Hunter’s twice-a-week status report to Croyle generated a flurry of directives.
Croyle informed Hunter that the project funding was going to be reviewed in two weeks.
Croyle advised Hunter to abandon the DNA avenue and concentrate on using mass-selection to increase the resistance of the most promising line, the one with resistance to two antibiotics, to the third antibiotic.
Hunter complied.
In twelve days he was able to increase the resistance of the most promising line to 10% of the “bogey” for the third antibiotic. He was helped by the fact that some of the resistance was due to changes in the cell walls that made it more resistant to penetration. Unfortunately for Hunter, the third antibiotic had smaller, more mobile molecules.
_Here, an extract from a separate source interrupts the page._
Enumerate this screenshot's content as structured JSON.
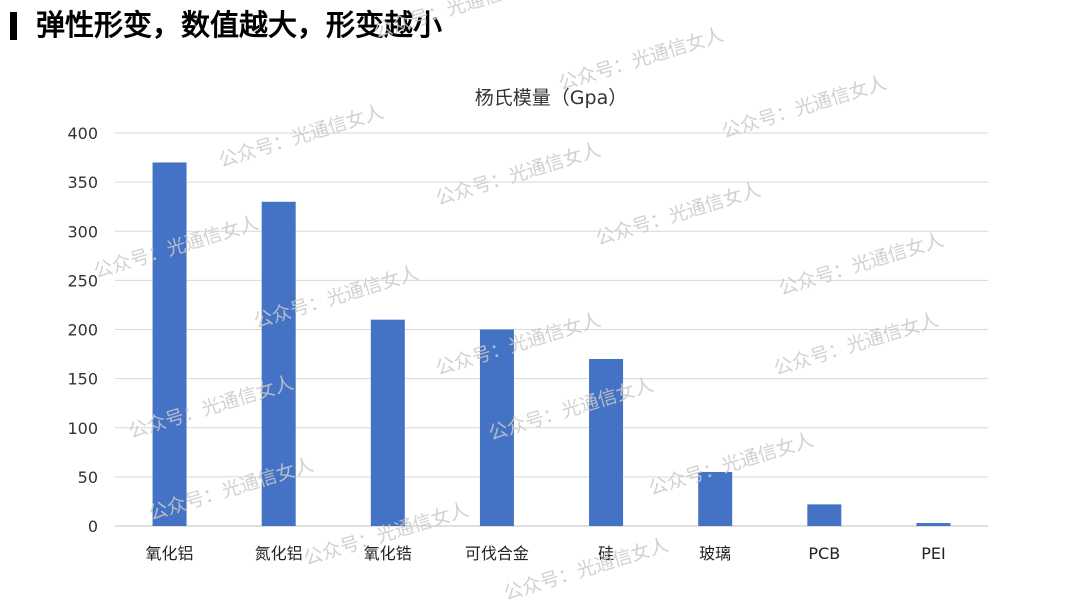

It never occurred to Hunter to lie or fudge the data. After receiving Hunter’s report on Day 12, Croyle advised Hunter to let his cultures drift into the spore formation stage of growth pending further developments.
On Day 15, Croyle thanked Hunter for his assistance and promised a bonus check. Hunter was directed to “wash” the samples by centrifuging and ten changes of water. Then Hunter was to stabilize the resulting slurry of spores by adding dry Plaster of Paris to form hockey-pucks to be shipped to a post office box in Wisconsin.
Hunter complied. He also destroyed all samples, as directed, in a bonfire, save one that he secreted behind a brick he mortared back into the chimney.
Hunter shipped 24 “hockey pucks” of weapons-grade Clostridium botulinum to the post office box. Croyle sent Hunter ten pre-paid credit cards totaling $30,000. Total cost to Croyle was approximately $65,000. Croyle burned all the cell phones and anonymous ftp paths used in the transactions.
One of the hockey pucks went to Mexico. It was pulverized and mixed with alcohol. Croyle hired a job-lot firm to dip biopsy needles into the alcohol and to repackage them. Croyle’s cover story was that the needles had been exposed to pathogens and needed to be sterilized before being used. The boss of the job-shop did not care. All he cared about was getting paid.
One of the hockey pucks went to a small cosmetics firm. It was pulverized and packaged into “sample size” deodorizer aerosols. Croyle hired a different small firm to place the aerosol containers into custom bags with literature and to deliver them to employees-of-record of Azreal Industries by hanging the bags on their door knobs. The aerosol was “guaranteed” to eliminate all traces and smells of tobacco and cannabis smoke. Croyle was betting that some of the Azreal employees would not be able to resist smoking in the restrooms.
The remaining 22 hockey pucks were delivered to a mole that Croyle had been able to place in one of the Azrael production facilities, the one that produced 99% of the triple-antibiotic ointment in the Western Hemisphere.